Bu safha artık, ne son mertebesinde bir medya sansürü, ne de ifade özgürlüğüne vurulmuş bir ket. Aksine, bu durum, hem ülkede hem de tüm dünyada konuşma hürriyetinin hiçe sayılmasının mümkünatı olan en açık gösterimidir.

Altan kardeşler için mahkeme kararı, Alman gazetesi Die Welt Türkiye muhabiri Deniz Yücel’in İstanbul 32. Ağır Ceza Mahkemesi tarafından yargısız tutuklanmak üzere salıverilmesinden sadece bir kaç saat sonra geldi.

Mehmet ve Ahmet Altan gibi, Yücel de bir yılı aşkın hücre hapsinde tutuluyordu, hem de hakkından hazırlanmış bir iddianeme olmadan. Tutukluluğuna gösterilen “deliller” arasında ise sadece bir kaç haber ve makalesi yer alıyordu. Cuma günü serbest bırakılmasının ardından, yurt dışı yasağı olmadığı için Almanya’ya geri dönen Yücel’in tersine Altan kardeşlere ömürlerinin geri kalanını bir hücrede geçirmek üzere müebbet hapis cezası verildi.

İki dava arasındaki fark ise şu; Deniz Yücel siyasi bir piyon olarak kullanılırken, Altan kardeşler kullandıkları çarpıcı üslupları sebebiyle cezalandırıldı.

IPI Türkiye Ulusal Komitesi başkanı Kadri Gürsel’in de belirttiği gibi:

Türkiye’de hukuk devleti geçen haftanın mahkeme kararlarıyla bir kez daha hezimete uğradı. Hükümetin yargı üzerindeki etkisi, Cumhurbaşkanı Recep Tayyip Erdoğan’ı eleştiren hemen her gazeteci ve yazarı yargılaması, hatta cezalandırmasıyla bugün tamamen gözler önünde.

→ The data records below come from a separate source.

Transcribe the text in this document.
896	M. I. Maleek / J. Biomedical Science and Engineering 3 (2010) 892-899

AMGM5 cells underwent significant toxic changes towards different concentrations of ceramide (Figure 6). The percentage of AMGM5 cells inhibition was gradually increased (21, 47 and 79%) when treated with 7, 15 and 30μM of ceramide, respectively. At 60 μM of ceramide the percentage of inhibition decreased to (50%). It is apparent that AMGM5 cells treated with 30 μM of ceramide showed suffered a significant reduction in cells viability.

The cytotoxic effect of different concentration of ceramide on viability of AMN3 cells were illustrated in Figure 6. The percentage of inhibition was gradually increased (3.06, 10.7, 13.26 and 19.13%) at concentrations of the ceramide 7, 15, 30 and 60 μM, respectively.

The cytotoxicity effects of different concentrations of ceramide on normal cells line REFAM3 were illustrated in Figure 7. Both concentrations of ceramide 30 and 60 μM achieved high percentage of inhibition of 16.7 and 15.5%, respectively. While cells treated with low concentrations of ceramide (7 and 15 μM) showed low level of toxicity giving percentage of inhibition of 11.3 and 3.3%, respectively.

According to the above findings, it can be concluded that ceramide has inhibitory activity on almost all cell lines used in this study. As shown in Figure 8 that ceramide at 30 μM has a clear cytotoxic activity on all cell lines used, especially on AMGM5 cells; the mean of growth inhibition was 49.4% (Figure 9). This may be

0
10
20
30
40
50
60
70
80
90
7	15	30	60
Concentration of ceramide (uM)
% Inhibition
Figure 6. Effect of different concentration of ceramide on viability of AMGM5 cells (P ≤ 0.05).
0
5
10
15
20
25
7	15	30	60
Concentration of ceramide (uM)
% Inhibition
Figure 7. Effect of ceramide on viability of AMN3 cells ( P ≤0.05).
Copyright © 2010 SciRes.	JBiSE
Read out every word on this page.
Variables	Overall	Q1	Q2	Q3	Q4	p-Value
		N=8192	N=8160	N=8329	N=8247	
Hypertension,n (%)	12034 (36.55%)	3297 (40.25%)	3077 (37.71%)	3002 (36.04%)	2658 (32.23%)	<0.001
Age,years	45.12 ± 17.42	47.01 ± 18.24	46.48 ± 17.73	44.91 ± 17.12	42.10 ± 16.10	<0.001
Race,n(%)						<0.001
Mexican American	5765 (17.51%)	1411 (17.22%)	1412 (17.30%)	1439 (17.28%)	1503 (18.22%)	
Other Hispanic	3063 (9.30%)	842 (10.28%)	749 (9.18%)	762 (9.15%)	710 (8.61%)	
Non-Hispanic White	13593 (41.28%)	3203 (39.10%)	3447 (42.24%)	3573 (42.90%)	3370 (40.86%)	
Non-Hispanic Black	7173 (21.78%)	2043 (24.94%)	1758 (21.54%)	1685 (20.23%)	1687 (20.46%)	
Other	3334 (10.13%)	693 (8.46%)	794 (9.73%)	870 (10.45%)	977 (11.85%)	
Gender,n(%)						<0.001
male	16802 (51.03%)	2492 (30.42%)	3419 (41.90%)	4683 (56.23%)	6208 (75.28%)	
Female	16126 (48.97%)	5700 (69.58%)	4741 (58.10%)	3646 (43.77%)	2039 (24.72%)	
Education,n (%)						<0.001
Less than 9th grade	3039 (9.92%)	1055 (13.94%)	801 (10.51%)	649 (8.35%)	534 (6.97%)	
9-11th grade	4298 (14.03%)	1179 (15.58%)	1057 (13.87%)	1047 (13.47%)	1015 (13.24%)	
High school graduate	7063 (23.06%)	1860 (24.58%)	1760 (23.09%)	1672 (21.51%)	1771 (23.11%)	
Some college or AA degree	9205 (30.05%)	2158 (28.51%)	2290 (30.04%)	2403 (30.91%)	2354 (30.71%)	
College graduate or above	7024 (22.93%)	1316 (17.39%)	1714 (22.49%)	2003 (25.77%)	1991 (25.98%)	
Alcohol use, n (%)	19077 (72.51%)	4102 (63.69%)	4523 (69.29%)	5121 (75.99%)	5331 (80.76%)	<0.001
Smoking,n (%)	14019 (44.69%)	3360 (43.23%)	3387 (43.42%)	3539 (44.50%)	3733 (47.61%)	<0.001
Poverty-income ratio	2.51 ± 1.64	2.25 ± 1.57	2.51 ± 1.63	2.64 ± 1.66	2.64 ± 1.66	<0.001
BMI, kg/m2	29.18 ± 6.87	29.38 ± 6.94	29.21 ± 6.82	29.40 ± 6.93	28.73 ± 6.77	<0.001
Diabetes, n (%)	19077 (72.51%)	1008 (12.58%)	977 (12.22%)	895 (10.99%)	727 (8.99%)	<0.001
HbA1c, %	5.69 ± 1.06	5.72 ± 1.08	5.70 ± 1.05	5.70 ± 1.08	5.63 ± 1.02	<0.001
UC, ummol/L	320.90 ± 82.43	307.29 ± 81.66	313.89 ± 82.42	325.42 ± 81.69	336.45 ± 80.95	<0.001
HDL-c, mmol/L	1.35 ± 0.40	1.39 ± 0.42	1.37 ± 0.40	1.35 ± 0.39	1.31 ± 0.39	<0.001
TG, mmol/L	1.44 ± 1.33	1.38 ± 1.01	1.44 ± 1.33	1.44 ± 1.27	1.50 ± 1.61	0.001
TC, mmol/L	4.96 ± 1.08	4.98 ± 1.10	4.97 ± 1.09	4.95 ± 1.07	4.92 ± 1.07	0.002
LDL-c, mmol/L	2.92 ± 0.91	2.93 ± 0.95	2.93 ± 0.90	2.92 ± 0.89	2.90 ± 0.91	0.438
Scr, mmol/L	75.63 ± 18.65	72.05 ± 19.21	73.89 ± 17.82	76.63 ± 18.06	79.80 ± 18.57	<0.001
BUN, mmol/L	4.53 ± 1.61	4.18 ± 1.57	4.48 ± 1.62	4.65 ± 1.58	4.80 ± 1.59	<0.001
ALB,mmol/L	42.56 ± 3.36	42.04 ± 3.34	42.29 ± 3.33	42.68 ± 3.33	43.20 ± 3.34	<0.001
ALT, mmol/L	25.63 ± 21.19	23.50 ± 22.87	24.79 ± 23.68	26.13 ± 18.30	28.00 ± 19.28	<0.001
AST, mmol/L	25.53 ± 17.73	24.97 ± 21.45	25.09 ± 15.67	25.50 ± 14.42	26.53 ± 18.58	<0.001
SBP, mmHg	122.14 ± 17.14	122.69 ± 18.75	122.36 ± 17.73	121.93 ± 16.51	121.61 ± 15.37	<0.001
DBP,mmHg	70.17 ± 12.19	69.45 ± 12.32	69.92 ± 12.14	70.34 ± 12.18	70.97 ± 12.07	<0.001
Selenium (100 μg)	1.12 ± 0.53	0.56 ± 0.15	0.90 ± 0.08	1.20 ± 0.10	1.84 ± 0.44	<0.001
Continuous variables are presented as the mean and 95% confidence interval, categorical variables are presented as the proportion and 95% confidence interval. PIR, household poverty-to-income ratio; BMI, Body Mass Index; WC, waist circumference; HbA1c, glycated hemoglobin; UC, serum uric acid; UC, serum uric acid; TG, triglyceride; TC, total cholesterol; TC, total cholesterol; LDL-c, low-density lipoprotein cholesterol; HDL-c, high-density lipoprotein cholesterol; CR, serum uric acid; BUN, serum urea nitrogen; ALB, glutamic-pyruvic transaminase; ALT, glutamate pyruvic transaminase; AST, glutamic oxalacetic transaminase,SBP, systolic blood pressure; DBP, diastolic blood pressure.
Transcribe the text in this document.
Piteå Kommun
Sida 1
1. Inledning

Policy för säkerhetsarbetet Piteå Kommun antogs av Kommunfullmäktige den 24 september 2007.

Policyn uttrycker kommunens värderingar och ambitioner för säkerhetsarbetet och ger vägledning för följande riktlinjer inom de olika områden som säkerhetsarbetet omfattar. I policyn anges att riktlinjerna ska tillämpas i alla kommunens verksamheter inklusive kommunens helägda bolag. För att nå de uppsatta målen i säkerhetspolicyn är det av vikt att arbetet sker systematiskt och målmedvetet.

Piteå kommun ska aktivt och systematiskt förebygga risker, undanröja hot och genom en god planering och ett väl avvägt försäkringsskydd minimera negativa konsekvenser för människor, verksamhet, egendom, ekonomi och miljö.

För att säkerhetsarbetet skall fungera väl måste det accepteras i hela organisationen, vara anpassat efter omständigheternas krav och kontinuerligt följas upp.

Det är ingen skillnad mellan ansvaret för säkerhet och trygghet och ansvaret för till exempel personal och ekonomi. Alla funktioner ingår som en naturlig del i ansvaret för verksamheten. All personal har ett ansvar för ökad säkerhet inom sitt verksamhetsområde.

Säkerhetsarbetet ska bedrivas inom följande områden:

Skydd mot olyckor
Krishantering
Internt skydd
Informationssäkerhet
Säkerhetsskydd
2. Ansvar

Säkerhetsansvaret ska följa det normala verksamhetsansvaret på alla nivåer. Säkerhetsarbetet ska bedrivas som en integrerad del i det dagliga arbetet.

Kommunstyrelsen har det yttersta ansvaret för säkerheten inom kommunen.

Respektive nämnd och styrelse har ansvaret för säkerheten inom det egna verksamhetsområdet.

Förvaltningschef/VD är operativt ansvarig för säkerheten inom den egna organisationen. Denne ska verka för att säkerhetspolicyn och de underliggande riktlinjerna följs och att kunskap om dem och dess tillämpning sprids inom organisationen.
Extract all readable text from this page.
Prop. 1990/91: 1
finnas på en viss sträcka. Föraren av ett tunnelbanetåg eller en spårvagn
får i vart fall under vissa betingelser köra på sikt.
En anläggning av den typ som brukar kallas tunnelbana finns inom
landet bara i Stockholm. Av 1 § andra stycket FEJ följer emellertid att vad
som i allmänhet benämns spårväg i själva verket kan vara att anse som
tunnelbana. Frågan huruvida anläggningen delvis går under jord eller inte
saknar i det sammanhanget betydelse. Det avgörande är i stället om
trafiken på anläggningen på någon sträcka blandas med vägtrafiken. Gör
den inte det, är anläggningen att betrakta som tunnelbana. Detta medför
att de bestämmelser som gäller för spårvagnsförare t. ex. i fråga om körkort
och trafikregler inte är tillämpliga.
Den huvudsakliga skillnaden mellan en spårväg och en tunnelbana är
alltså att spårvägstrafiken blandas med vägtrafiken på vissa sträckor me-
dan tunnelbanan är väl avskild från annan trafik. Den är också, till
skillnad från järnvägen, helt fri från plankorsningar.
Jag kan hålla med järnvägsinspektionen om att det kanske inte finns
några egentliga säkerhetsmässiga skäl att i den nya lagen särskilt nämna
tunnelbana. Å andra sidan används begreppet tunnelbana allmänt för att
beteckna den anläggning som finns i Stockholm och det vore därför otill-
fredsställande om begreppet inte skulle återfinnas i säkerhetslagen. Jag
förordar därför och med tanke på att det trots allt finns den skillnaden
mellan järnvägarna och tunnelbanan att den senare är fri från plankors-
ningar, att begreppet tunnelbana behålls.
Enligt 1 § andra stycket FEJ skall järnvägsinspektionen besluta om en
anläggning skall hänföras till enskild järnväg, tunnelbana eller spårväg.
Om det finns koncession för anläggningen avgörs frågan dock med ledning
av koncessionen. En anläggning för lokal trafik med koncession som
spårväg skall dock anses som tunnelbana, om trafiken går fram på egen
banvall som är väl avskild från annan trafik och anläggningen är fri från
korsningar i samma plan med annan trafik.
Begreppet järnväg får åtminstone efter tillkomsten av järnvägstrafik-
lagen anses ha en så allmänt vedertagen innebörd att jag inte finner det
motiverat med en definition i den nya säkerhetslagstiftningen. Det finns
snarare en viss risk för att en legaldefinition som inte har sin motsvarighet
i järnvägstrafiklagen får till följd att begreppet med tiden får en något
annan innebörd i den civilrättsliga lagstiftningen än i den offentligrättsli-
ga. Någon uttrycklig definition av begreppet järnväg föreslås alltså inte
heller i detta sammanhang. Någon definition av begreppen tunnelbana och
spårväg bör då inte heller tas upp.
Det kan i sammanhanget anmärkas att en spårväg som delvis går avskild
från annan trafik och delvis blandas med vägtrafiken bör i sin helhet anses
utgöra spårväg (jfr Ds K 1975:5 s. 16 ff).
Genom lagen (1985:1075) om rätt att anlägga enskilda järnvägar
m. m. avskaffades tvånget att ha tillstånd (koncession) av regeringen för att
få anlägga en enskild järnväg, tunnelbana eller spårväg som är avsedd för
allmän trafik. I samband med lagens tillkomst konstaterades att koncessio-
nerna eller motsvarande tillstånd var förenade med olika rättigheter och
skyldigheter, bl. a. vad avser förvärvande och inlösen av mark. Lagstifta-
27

Avrupa İnsan Hakları Mahkemesi’nin (AİHM) bahsi geçen gazeteci davaları üzerine harekete geçmesinin artık tam zamanı. AİHM, Türkiye ile ticari anlaşmalar içinde olan Avrupa hükümetlerinden gelen başvurulara, insan hakları, adalet ve özgür medyayı ilgilendiren başvurulardan daha büyük öncelik vermemelidir.

Gazetecilik suç değildir. Gazeteciler siyasi rehineler olarak kullanılamaz. Daha önemlisi, gazeteciler ifade özgürlüklerini kullandıkları için müebbet hapisle cezalandırılamazlar. IPI, Türkiye’deki gazetecilere yönelik davaları gözlemlemeyi ve hukuki süreç ihlallerini raporlamayı sürdürecek; üyelerimiz, meslektaşlarımız ve Ulusal Komitemizin arkasında durmaya, ülkedeki medya özgürlüğünün geri kazanılması için hem Avrupa hem Türkiye’de çalışmaya ve işlerini yaptıkları için tutuklanan tüm gazetecileri her koşulda savunmaya, dünden daha büyük bir bağlılıkla, devam edecektir.